The next dataset reduction method uses serialization frameworks. Often the data is represented as a JSON file since this format gives more flexibility and doesn't require any special framework. On the other side, it has an important drawback of bringing the schema alongside the values. To overcome that, you can use one of the popular serialization formats (Apache Avro, Protobuf, …). You may not see the difference for a small number of records but it may be noticeable for thousands of them. I prepared an example to show the difference better:

  "a serialization framework" should "reduce the size of dataset" in {
    val dataset = (0 to 1000).map(nr => (nr, s"number${nr}")).toDF("nr", "label")


    val avroOutput = "/tmp/dataset-avro"
    val jsonOutput = "/tmp/dataset-json"
    dataset.write.format("avro").mode(SaveMode.Overwrite).save(avroOutput)
    dataset.write.format("json").mode(SaveMode.Overwrite).save(jsonOutput)

    val avroFilesSize = FileUtils.sizeOfDirectory(new File(avroOutput))
    val jsonFilesSize = FileUtils.sizeOfDirectory(new File(jsonOutput))
    println(s"avro=${avroFilesSize} vs json=${jsonFilesSize}")
    jsonFilesSize should be > avroFilesSize
  }

And finally, the most evident way to reduce the dataset size, compression. Simply speaking, compression is a way to represent repetitive patterns with smaller bits. On the other side, sometimes it may complicate the reading side since not a lot of compression codecs can be processed in parallel. Below you can find the size for an example of compressed and uncompressed dataset:

  "compressed files" should "reduce the size of dataset" in {
    val dataset = (0 to 1000).map(nr => (nr, s"number${nr}")).toDF("nr", "label")

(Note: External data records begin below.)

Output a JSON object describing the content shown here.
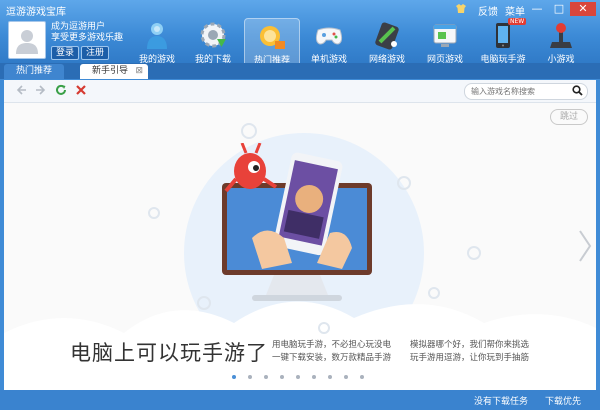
{
  "app": {
    "title": "逗游游戏宝库"
  },
  "window_controls": {
    "feedback": "反馈",
    "menu": "菜单",
    "minimize": "—",
    "maximize": "□",
    "close": "✕"
  },
  "user": {
    "line1": "成为逗游用户",
    "line2": "享受更多游戏乐趣",
    "login": "登录",
    "register": "注册"
  },
  "nav": {
    "items": [
      {
        "label": "我的游戏",
        "icon": "person-icon"
      },
      {
        "label": "我的下载",
        "icon": "download-gear-icon"
      },
      {
        "label": "热门推荐",
        "icon": "hot-recommend-icon"
      },
      {
        "label": "单机游戏",
        "icon": "gamepad-icon"
      },
      {
        "label": "网络游戏",
        "icon": "online-game-icon"
      },
      {
        "label": "网页游戏",
        "icon": "web-game-icon"
      },
      {
        "label": "电脑玩手游",
        "icon": "phone-icon"
      },
      {
        "label": "小游戏",
        "icon": "joystick-icon"
      }
    ],
    "phone_badge": "NEW"
  },
  "tabs": [
    {
      "label": "热门推荐"
    },
    {
      "label": "新手引导",
      "close": "⊠"
    }
  ],
  "toolbar": {
    "search_placeholder": "输入游戏名称搜索"
  },
  "guide": {
    "skip": "跳过",
    "headline": "电脑上可以玩手游了",
    "desc_col1": [
      "用电脑玩手游，不必担心玩没电",
      "一键下载安装，数万款精品手游"
    ],
    "desc_col2": [
      "模拟器哪个好，我们帮你来挑选",
      "玩手游用逗游，让你玩到手抽筋"
    ],
    "page_count": 9,
    "current_page": 1
  },
  "status": {
    "no_tasks": "没有下载任务",
    "priority": "下载优先"
  }
}
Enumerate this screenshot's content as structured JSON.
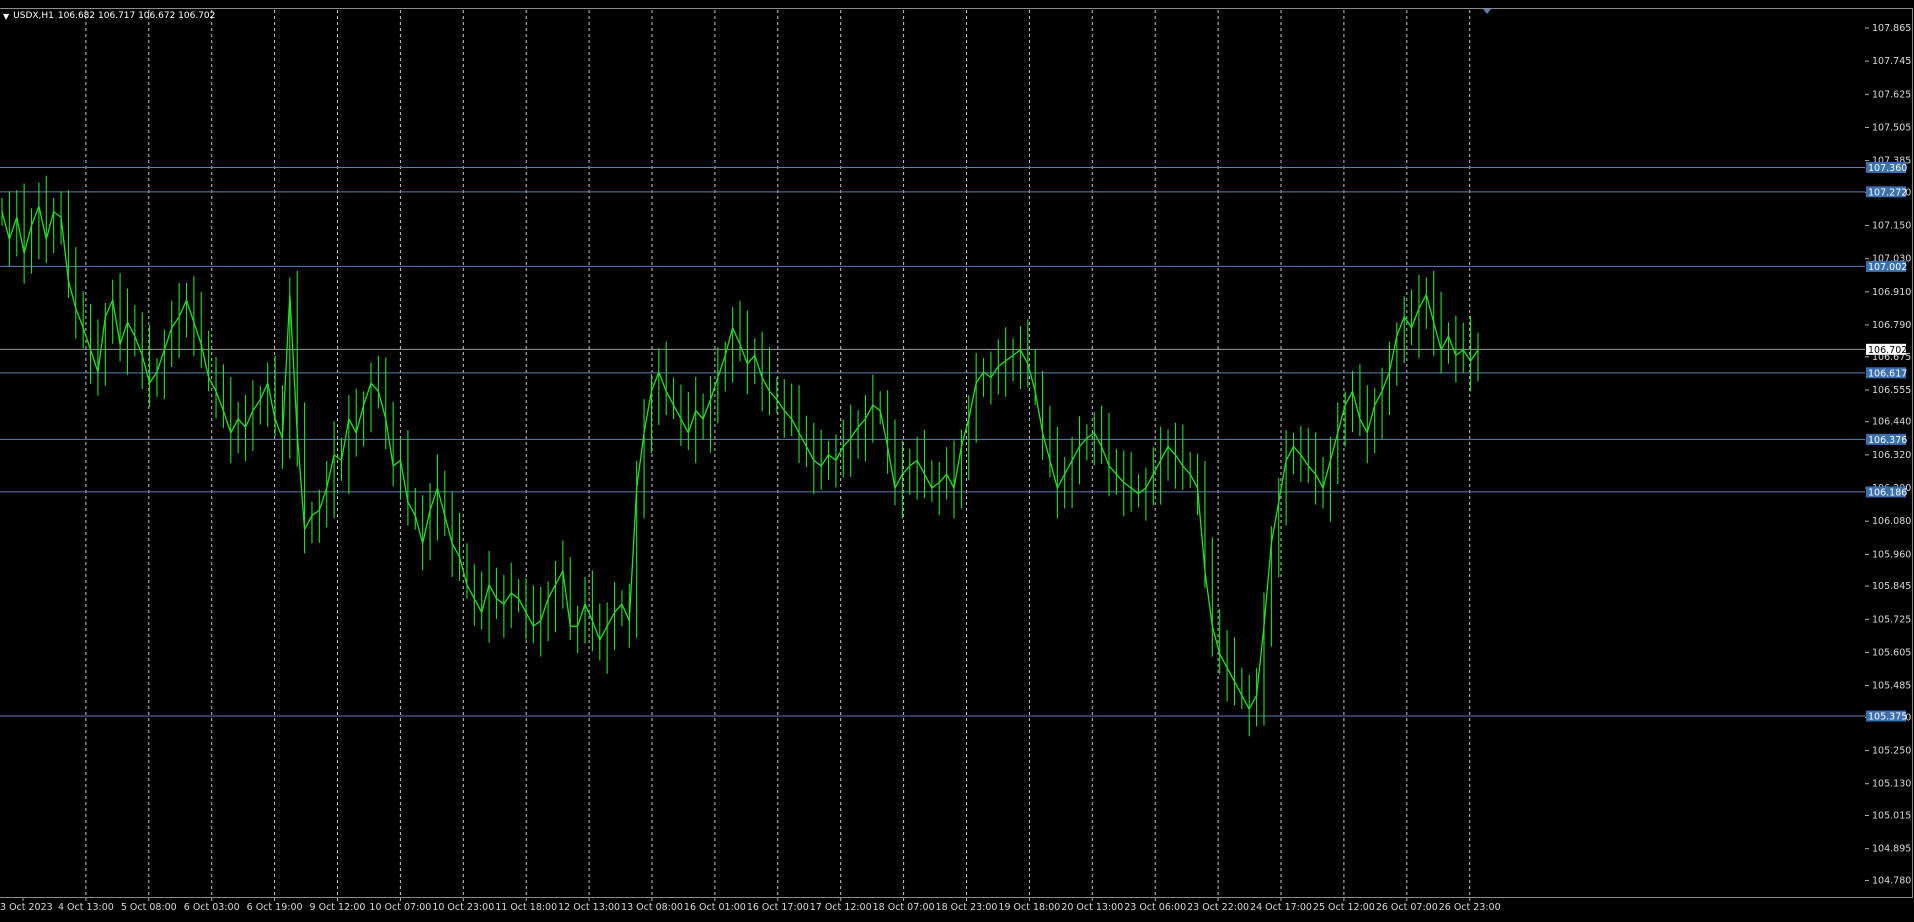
{
  "header": {
    "symbol": "USDX,H1",
    "ohlc": "106.682 106.717 106.672 106.702"
  },
  "colors": {
    "background": "#000000",
    "candle": "#22e022",
    "grid": "#c8c8c8",
    "hline": "#5b7fb0",
    "hline_label_bg": "#3b6fb0",
    "current_price_bg": "#ffffff"
  },
  "chart_data": {
    "type": "line",
    "symbol": "USDX",
    "timeframe": "H1",
    "ylim": [
      104.72,
      107.93
    ],
    "price_ticks": [
      "107.865",
      "107.745",
      "107.625",
      "107.505",
      "107.385",
      "107.270",
      "107.150",
      "107.030",
      "106.910",
      "106.790",
      "106.675",
      "106.555",
      "106.440",
      "106.320",
      "106.200",
      "106.080",
      "105.960",
      "105.845",
      "105.725",
      "105.605",
      "105.485",
      "105.370",
      "105.250",
      "105.130",
      "105.015",
      "104.895",
      "104.780"
    ],
    "time_labels": [
      "3 Oct 2023",
      "4 Oct 13:00",
      "5 Oct 08:00",
      "6 Oct 03:00",
      "6 Oct 19:00",
      "9 Oct 12:00",
      "10 Oct 07:00",
      "10 Oct 23:00",
      "11 Oct 18:00",
      "12 Oct 13:00",
      "13 Oct 08:00",
      "16 Oct 01:00",
      "16 Oct 17:00",
      "17 Oct 12:00",
      "18 Oct 07:00",
      "18 Oct 23:00",
      "19 Oct 18:00",
      "20 Oct 13:00",
      "23 Oct 06:00",
      "23 Oct 22:00",
      "24 Oct 17:00",
      "25 Oct 12:00",
      "26 Oct 07:00",
      "26 Oct 23:00"
    ],
    "horizontal_lines": [
      "107.360",
      "107.272",
      "107.002",
      "106.617",
      "106.376",
      "106.186",
      "105.375"
    ],
    "current_price": "106.702",
    "close_series": [
      107.2,
      107.1,
      107.18,
      107.05,
      107.15,
      107.22,
      107.1,
      107.2,
      107.18,
      106.95,
      106.85,
      106.78,
      106.7,
      106.62,
      106.82,
      106.88,
      106.72,
      106.8,
      106.75,
      106.68,
      106.58,
      106.62,
      106.7,
      106.78,
      106.82,
      106.88,
      106.8,
      106.72,
      106.6,
      106.55,
      106.48,
      106.4,
      106.45,
      106.42,
      106.48,
      106.52,
      106.58,
      106.45,
      106.38,
      106.9,
      106.4,
      106.05,
      106.1,
      106.12,
      106.2,
      106.32,
      106.3,
      106.45,
      106.4,
      106.5,
      106.58,
      106.55,
      106.45,
      106.28,
      106.3,
      106.15,
      106.1,
      106.0,
      106.12,
      106.2,
      106.1,
      106.0,
      105.95,
      105.85,
      105.8,
      105.75,
      105.85,
      105.8,
      105.78,
      105.82,
      105.8,
      105.75,
      105.7,
      105.72,
      105.8,
      105.85,
      105.9,
      105.7,
      105.7,
      105.78,
      105.72,
      105.65,
      105.7,
      105.75,
      105.78,
      105.72,
      106.2,
      106.4,
      106.55,
      106.62,
      106.55,
      106.5,
      106.45,
      106.4,
      106.48,
      106.45,
      106.52,
      106.6,
      106.68,
      106.78,
      106.72,
      106.65,
      106.68,
      106.6,
      106.55,
      106.52,
      106.48,
      106.45,
      106.4,
      106.35,
      106.3,
      106.28,
      106.32,
      106.3,
      106.35,
      106.38,
      106.42,
      106.45,
      106.5,
      106.48,
      106.35,
      106.2,
      106.25,
      106.28,
      106.3,
      106.25,
      106.2,
      106.22,
      106.25,
      106.2,
      106.35,
      106.45,
      106.58,
      106.62,
      106.6,
      106.64,
      106.66,
      106.68,
      106.7,
      106.65,
      106.55,
      106.4,
      106.3,
      106.2,
      106.25,
      106.3,
      106.35,
      106.38,
      106.4,
      106.35,
      106.28,
      106.25,
      106.22,
      106.2,
      106.18,
      106.2,
      106.25,
      106.3,
      106.35,
      106.32,
      106.28,
      106.25,
      106.2,
      105.9,
      105.7,
      105.6,
      105.55,
      105.5,
      105.45,
      105.4,
      105.45,
      105.7,
      106.0,
      106.15,
      106.3,
      106.35,
      106.32,
      106.28,
      106.25,
      106.2,
      106.3,
      106.4,
      106.5,
      106.55,
      106.45,
      106.4,
      106.5,
      106.55,
      106.62,
      106.75,
      106.82,
      106.78,
      106.85,
      106.9,
      106.8,
      106.7,
      106.75,
      106.68,
      106.7,
      106.66,
      106.7
    ]
  }
}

    val rawOutput = "/tmp/dataset-json-raw"
    val compressedOutput = "/tmp/dataset-json-compressed"
    dataset.write.format("json").mode(SaveMode.Overwrite).save(rawOutput)
    dataset.write.format("json").option("compression", "gzip").mode(SaveMode.Overwrite).save(compressedOutput)

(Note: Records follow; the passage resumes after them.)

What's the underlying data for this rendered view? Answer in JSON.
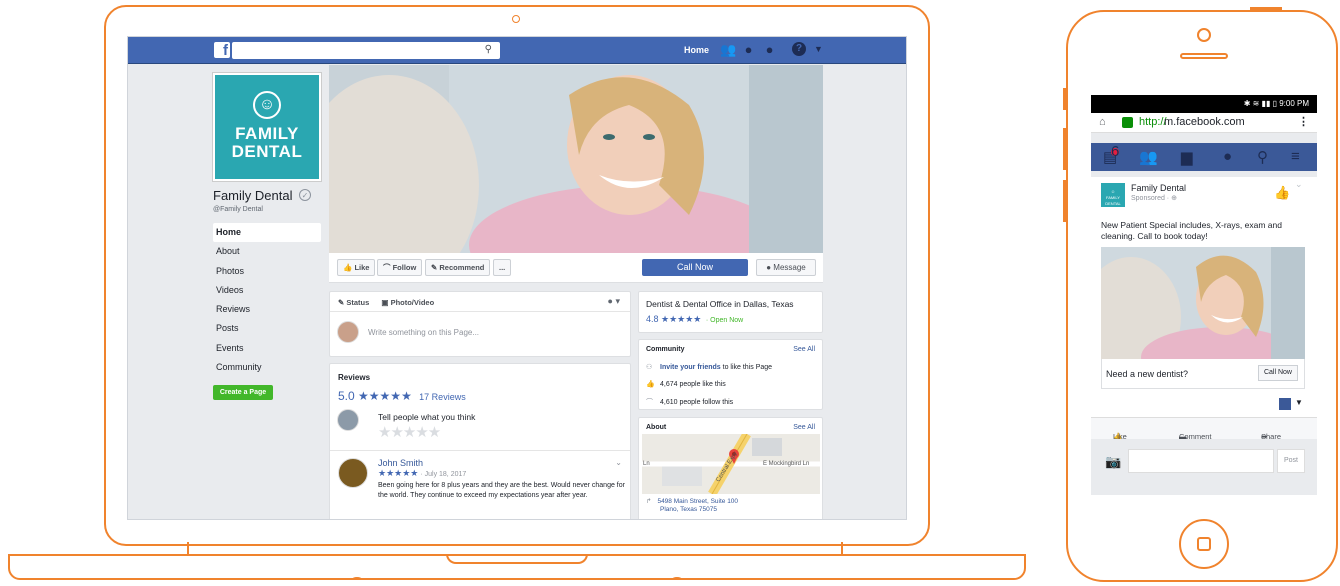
{
  "colors": {
    "accent": "#f0832d",
    "facebook_blue": "#4267b2",
    "brand_teal": "#2aa7b1"
  },
  "laptop": {
    "topbar": {
      "home_label": "Home",
      "search_icon": "search-icon"
    },
    "page": {
      "brand_line1": "FAMILY",
      "brand_line2": "DENTAL",
      "name": "Family Dental",
      "handle": "@Family Dental",
      "nav": [
        "Home",
        "About",
        "Photos",
        "Videos",
        "Reviews",
        "Posts",
        "Events",
        "Community"
      ],
      "create_page": "Create a Page"
    },
    "actions": {
      "like": "Like",
      "follow": "Follow",
      "recommend": "Recommend",
      "more": "...",
      "call_now": "Call Now",
      "message": "Message"
    },
    "composer": {
      "status": "Status",
      "photo_video": "Photo/Video",
      "placeholder": "Write something on this Page..."
    },
    "reviews": {
      "title": "Reviews",
      "score": "5.0",
      "stars": "★★★★★",
      "count": "17 Reviews",
      "prompt": "Tell people what you think",
      "empty_stars": "★★★★★",
      "item": {
        "name": "John Smith",
        "stars": "★★★★★",
        "date": "· July 18, 2017",
        "text": "Been going here for 8 plus years and they are the best. Would never change for the world. They continue to exceed my expectations year after year."
      }
    },
    "info": {
      "title": "Dentist & Dental Office in Dallas, Texas",
      "rating": "4.8",
      "stars": "★★★★★",
      "open": "· Open Now"
    },
    "community": {
      "title": "Community",
      "see_all": "See All",
      "invite_link": "Invite your friends",
      "invite_rest": " to like this Page",
      "likes": "4,674 people like this",
      "follows": "4,610 people follow this"
    },
    "about": {
      "title": "About",
      "see_all": "See All",
      "map_ln": "Ln",
      "map_road": "Central Expy",
      "map_street": "E Mockingbird Ln",
      "addr1": "5498 Main Street, Suite 100",
      "addr2": "Plano, Texas 75075"
    }
  },
  "phone": {
    "status_time": "9:00 PM",
    "url_scheme": "http://",
    "url_domain": "m.facebook.com",
    "badge": "6",
    "post": {
      "name": "Family Dental",
      "sponsored": "Sponsored · ⊕",
      "text": "New Patient Special includes, X-rays, exam and cleaning. Call to book today!",
      "cta_text": "Need a new dentist?",
      "cta_button": "Call Now"
    },
    "actions": {
      "like": "Like",
      "comment": "Comment",
      "share": "Share"
    },
    "post_button": "Post"
  }
}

    val rawOutputFileSize = FileUtils.sizeOfDirectory(new File(rawOutput))
    val compressedOutputFileSize = FileUtils.sizeOfDirectory(new File(compressedOutput))
    println(s"raw=${rawOutputFileSize} vs compressed=${compressedOutputFileSize}")
    rawOutputFileSize should be > compressedOutputFileSize
  }

Dataset reduction is a helpful pattern that can be the solution for a lot of problems. You will encounter them especially during the work with modern managed services where very often the size of manipulated data is limited. The reduction will also have a positive impact on your long-term storage, and therefore, the costs. To put it in place you can use one of the methods listed in the second section of the post, where the easiest one consists on simply compressing the data.